You know that HIV can only be transmitted from DIRECT contact from an infected person's bodily fluids straight into your body.  HIV cannot live on surfaces.  Think about the flu for example.  Look how prolifient that is at spreading once the virus is around.  You can get it from doorknobs, beeing sneezed on by someone.  It goes through entire families.  Now look at HIV.  It is extremely hard to get.  Even if you were to have unprotected sex with an HIV positive person, the chances of getting it are still not 100 percent.  If HIV could be so easily transmitted, we would all have it.  

Try to journal your thoughts.  Write down the negative thought and then follow that up with a positive one, one based in fact and not the fiction that our minds create.  

You are only 18.  YOu have an entire life ahead of you and you deserve to live it to the fullest without this anxiety hanging over your head 24/7.  One day you will want to have a girlfriend, you will want to be intimate with her and you don't want to have anxiety about it.  This is all possible I promise you.  YOu just need to seek professional help right now to get passed it.  So many people have gone through what you are going through, myself included.  

Here is a little story for you about me.  I had HIV anxiety so bad.  I thought I could get it from touching things, etc.  My theapy was a type of exposure therapy.  I worked across the street from a hospital.  My therapy was to spend my lunch hour in the AIDS clinic waiting room.  I had to sit there and touch the magazines, sit in the chairs, etc.  After a few weeks, the anxiety had gone away.  I faced my fear and realized you simply cannot contract the virus from touching things HIV infected people touched or sitting in the same chairs or even being in the room when one of them sneezed in your vacinity.  It worked very well for me and I'm free of my HIV anxiety.  
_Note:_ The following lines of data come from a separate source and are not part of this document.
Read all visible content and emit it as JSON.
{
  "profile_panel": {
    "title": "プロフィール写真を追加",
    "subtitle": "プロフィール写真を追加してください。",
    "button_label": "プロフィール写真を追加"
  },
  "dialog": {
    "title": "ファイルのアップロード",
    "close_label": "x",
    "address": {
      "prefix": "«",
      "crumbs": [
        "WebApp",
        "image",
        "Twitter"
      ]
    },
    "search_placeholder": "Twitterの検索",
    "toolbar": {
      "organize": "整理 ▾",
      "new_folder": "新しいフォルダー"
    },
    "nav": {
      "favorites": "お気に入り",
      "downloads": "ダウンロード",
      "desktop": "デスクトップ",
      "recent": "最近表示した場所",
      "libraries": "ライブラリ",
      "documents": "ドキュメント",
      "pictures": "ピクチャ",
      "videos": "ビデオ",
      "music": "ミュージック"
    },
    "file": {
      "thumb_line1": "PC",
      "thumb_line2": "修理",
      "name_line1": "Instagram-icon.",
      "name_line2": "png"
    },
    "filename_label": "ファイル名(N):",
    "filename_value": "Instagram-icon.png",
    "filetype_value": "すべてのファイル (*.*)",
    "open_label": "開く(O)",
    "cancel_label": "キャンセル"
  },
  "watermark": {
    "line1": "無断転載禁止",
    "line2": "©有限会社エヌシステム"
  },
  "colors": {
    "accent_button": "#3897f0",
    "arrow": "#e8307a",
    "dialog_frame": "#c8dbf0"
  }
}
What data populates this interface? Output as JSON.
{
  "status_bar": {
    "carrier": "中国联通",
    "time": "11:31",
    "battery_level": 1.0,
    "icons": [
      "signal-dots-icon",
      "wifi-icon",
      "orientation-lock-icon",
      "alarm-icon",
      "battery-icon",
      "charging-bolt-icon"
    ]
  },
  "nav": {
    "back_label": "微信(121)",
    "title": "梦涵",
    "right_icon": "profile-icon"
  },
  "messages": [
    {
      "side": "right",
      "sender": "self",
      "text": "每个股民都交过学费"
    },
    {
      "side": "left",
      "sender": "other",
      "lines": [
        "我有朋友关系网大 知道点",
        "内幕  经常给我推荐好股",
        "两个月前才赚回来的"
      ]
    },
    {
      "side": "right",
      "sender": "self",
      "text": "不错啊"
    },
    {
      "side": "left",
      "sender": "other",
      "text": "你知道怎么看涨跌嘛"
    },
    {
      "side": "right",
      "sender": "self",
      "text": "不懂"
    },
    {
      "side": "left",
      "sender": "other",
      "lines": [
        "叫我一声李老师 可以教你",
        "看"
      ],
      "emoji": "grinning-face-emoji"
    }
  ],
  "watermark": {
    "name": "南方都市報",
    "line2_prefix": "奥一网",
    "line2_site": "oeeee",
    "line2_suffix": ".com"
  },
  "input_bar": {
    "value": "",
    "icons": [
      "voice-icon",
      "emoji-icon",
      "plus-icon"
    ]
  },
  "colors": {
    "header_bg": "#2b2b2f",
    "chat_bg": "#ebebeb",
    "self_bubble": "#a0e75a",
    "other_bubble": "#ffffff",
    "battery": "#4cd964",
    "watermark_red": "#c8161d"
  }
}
YOU CAN DO THIS.  You are angry of course.  You are depresed of course.  Anxiety that is left unchecked leads to all of these things.  So make an appointment with the doctor ASAP.  Start the process of getting better becasue YOU CAN get better.  I'm here if you need to talk about anything else.  If you have not explained this to your parents, you probably should.  They are wondering what the heck is going on with you.  Just tell them you have HIV anxiety.  YOu don't have to mention the sex that kind of triggered it.  But they need to know so that they can help you.  If it were one of my teenagers, I would want to know becasue I would move hell and high water to get them the help they need.